Semalt: Apakah jQuery Perpustakaan JavaScript Terbaik Untuk Scraping Layar?

jQuery adalah pustaka JavaScript lintas platform yang dirancang untuk menyederhanakan skrip HTML sisi klien. Aman untuk mengatakan bahwa jQuery adalah salah satu pustaka JavaScript terbaik dan banyak digunakan. Dengan perpustakaan ini, Anda dapat dengan cepat menambahkan efek animasi ke situs Anda, mengikis dokumen web atau membuat pencakar layar untuk menyelesaikan tugas ekstraksi data Anda. Anda juga dapat membangun aplikasi Android, iOS dan web menggunakan kerangka jQuery, Cordova.

Pengikisan layar atau ekstraksi data adalah proses pengikisan informasi atau data dari internet menggunakan bot dan laba-laba. Sintaks jQuery dirancang untuk memudahkan Anda menavigasi melalui dokumen web, mengikis data, memilih elemen DOM, membuat animasi, mengembangkan aplikasi AJAX. Salah satu fitur paling khas dari pustaka JavaScript ini adalah memungkinkan pustaka dan pemrogram untuk membuat pengikis layar yang canggih, membuat abstraksi untuk tema dan widget WordPress. Pendekatan modular untuk jQuery memungkinkan kita membuat halaman web dan aplikasi yang kuat dan dinamis.

Perpustakaan JavaScript lain yang patut Anda perhatikan:

Kerangka kerja JavaScript yang berbeda dan perpustakaan merampingkan alur kerja, mendorong pengembangan pencakar layar dan menawarkan fitur yang lebih baik dalam hal desain responsif. Beberapa perpustakaan JavaScript paling terkenal dibahas di bawah ini:

1. D3.js

Dokumen yang digerakkan oleh data (D3.js) dianggap sebagai pustaka sumber terbuka JavaScript yang terbaik dan paling efektif. Ini membantu membangun pencakar web dan menyertakan banyak plugin yang dibuat untuk memberikan tampilan interaktif di situs Anda dan mengikis data dari internet. Pustaka JavaScript ini kompatibel dengan semua browser web dan sistem operasi.

2. Chart.js

Ini adalah pustaka JavaScript open-source lain untuk membuat scraper yang memiliki fitur yang mirip dengan Import.io dan Octoparse.
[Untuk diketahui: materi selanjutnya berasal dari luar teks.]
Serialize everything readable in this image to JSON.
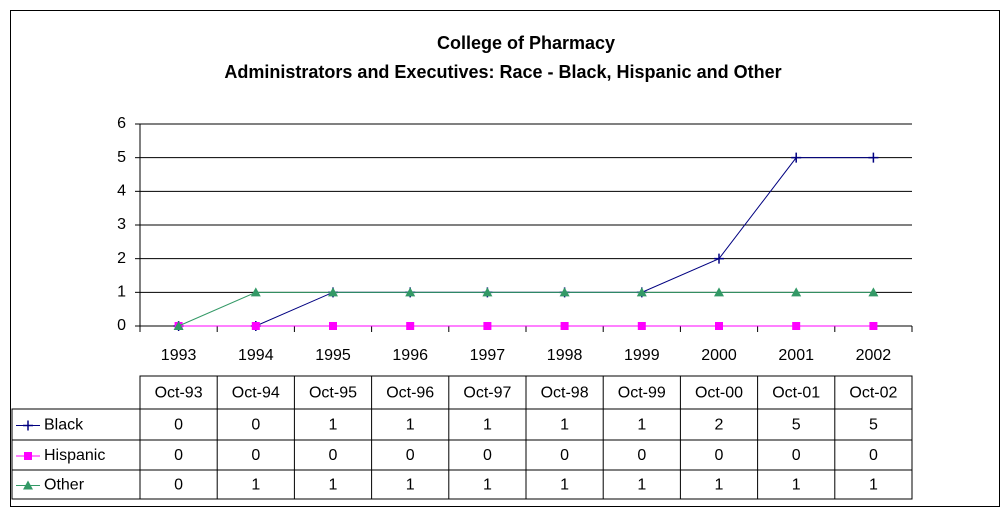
{
  "chart_data": {
    "type": "line",
    "title": "College of Pharmacy",
    "subtitle": "Administrators and Executives: Race - Black, Hispanic and Other",
    "categories": [
      "1993",
      "1994",
      "1995",
      "1996",
      "1997",
      "1998",
      "1999",
      "2000",
      "2001",
      "2002"
    ],
    "table_columns": [
      "Oct-93",
      "Oct-94",
      "Oct-95",
      "Oct-96",
      "Oct-97",
      "Oct-98",
      "Oct-99",
      "Oct-00",
      "Oct-01",
      "Oct-02"
    ],
    "series": [
      {
        "name": "Black",
        "color": "#000080",
        "marker": "plus",
        "values": [
          0,
          0,
          1,
          1,
          1,
          1,
          1,
          2,
          5,
          5
        ]
      },
      {
        "name": "Hispanic",
        "color": "#ff00ff",
        "marker": "square",
        "values": [
          0,
          0,
          0,
          0,
          0,
          0,
          0,
          0,
          0,
          0
        ]
      },
      {
        "name": "Other",
        "color": "#339966",
        "marker": "triangle",
        "values": [
          0,
          1,
          1,
          1,
          1,
          1,
          1,
          1,
          1,
          1
        ]
      }
    ],
    "ylim": [
      0,
      6
    ],
    "yticks": [
      0,
      1,
      2,
      3,
      4,
      5,
      6
    ],
    "grid": true
  }
}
Namun, Anda dapat menyelesaikan tugas pengikisan web skala kecil hanya dengan pengikisnya. Kerangka kerja JavaScript ini direkomendasikan untuk dokumentasi yang komprehensif, dan Chart.js didasarkan pada SVG, bukan kanvas HTML5.

3. FusionCharts

Ini adalah perpustakaan bagan yang cocok untuk pengembang dan desainer. FusionCharts terdiri dari lebih dari 80 jenis bagan dan ribuan peta, meninggalkan MetricsGraphics dan Google Charts jauh di belakang. Dengan pustaka JavaScript ini, Anda tidak dapat membuat pengikis web apa pun dan tidak dapat mengekstraksi data dari internet. Namun, kerangka kerja ini adalah pilihan sebelumnya dari Oracle, Microsoft, IBM, dan Google. Plus, itu kompatibel dengan browser seperti IE 6, 7 dan 8.

4. Google Charts

Ini memungkinkan Anda membangun apa pun dari bagan garis polos ke peta pohon kompleks. Google Charts dilengkapi dengan galeri bagan yang dibuat sebelumnya, berbagai opsi penyesuaian, dan alat data. Anda dapat membuat pencakar layar dasar menggunakan pustaka JavaScript ini, tetapi Anda tidak dapat membuat ekstraktor data tingkat lanjut (seperti ParseHub dan Kimono Labs).

Kesimpulan

Arsitektur jQuery memungkinkan Anda membuat plugin dan pencakar yang berbeda dengan mudah. Ini jauh lebih baik daripada perpustakaan JavaScript lainnya dan cocok untuk programmer dan pengembang. Pustaka JavaScript lainnya bermanfaat untuk menyelesaikan tugas-tugas dasar dan memiliki sejumlah opsi dan fitur yang terbatas. Namun, semua perpustakaan JavaScript meningkatkan pengalaman pengguna dan kompatibel dengan semua browser web dan sistem operasi. Pustaka baru sedang diperkenalkan setiap hari, tetapi jQuery membantu kami memahami JavaScript dengan cara yang lebih baik dan digunakan untuk mengembangkan pencakar layar dengan cepat.